In my last blog post, I talked about pain, and why we feel pain.  I talked about the ego and how we need to take greater care of our inner child.  I also said that we need to be able to sit with the pain, because it will never pass if we don’t acknowledge it.  Beautiful lives are full of pain – and the pain can show us and teach us things that can make our lives even more beautiful.

Every minute of every day we have a choice – see the beauty, feel the blessings, or don’t.  My life is truly, magnificently blessed. So is yours – it’s all about perspective.  Ok ok, so maybe the boy I like doesn’t like me back, or maybe I don’t get to see my friends and family nearly as much as I’d like, but there are blessings in that as well.

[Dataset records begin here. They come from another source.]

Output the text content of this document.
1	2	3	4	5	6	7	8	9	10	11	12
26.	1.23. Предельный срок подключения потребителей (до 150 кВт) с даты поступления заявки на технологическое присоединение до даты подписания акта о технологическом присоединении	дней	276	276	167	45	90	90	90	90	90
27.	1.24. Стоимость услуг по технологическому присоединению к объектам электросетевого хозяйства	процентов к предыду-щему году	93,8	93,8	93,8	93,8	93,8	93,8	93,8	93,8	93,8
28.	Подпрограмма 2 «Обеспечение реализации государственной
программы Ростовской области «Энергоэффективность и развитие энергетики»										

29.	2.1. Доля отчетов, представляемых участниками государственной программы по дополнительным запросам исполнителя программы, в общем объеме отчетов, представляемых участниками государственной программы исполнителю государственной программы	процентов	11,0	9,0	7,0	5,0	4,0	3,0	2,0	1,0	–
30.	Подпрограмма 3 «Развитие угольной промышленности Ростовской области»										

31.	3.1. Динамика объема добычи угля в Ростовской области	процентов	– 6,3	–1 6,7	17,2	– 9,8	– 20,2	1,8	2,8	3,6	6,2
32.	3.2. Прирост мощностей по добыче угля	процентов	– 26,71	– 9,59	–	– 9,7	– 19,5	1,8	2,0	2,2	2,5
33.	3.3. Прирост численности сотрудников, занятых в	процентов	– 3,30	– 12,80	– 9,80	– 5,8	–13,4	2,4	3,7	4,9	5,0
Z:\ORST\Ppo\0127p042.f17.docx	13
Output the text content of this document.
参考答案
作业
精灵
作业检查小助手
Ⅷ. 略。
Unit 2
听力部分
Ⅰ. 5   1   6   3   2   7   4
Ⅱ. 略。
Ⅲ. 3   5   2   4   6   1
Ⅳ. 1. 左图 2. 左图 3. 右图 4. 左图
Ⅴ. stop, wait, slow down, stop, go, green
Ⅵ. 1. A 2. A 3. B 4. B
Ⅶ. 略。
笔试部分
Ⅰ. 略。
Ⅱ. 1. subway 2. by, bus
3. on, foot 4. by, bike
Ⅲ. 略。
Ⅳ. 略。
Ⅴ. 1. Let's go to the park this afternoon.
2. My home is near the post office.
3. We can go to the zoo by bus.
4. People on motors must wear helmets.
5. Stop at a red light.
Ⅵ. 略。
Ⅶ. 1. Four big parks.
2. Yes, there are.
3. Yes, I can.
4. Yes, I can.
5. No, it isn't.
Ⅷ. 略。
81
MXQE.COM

It takes a lot of courage to live a beautiful life.  The world around us teaches that we’re supposed to work work work and strive strive strive for beauty and blessings.  It’s supposed to be hard, and man – aren’t there just so many crappy things to complain about?  Yup.  Sounds to me like a recipe for MISSING IT ALL.  Get bogged down in how things SHOULD or COULD be, or see how incredible they really are now.  I believe in miracles and I believe in the beauty and love that is ALREADY here.  I also believe that seeing the blessings now, feeling the joy now, and appreciating my life NOW will only bring about more blessings, more joy, and more love.  It ain’t easy, but man… it’s SO good.

To my friends on the east coast – I love you and I’m thinking about you.  I’m sending you love – I hope that you can feel it.  Try, if you can, to find the blessings in all of this – even if the blessing is just a little bit more time to rest… a blessing many of us could use!

For the rest of us – love now, be joyful now, smile now. Sure you can complain, whine, be angry or even depressed – that’s all part of life, and we NEED to do those things in order to acknowledge what isn’t working… and then… do something different.  Make your own list of why you love your life.  We are all so supremely blessed, and it’s wonderful to be able to see those blessings.  Try it.  You just might find that there’s so much to love.

Wishing you light, love, and blessings.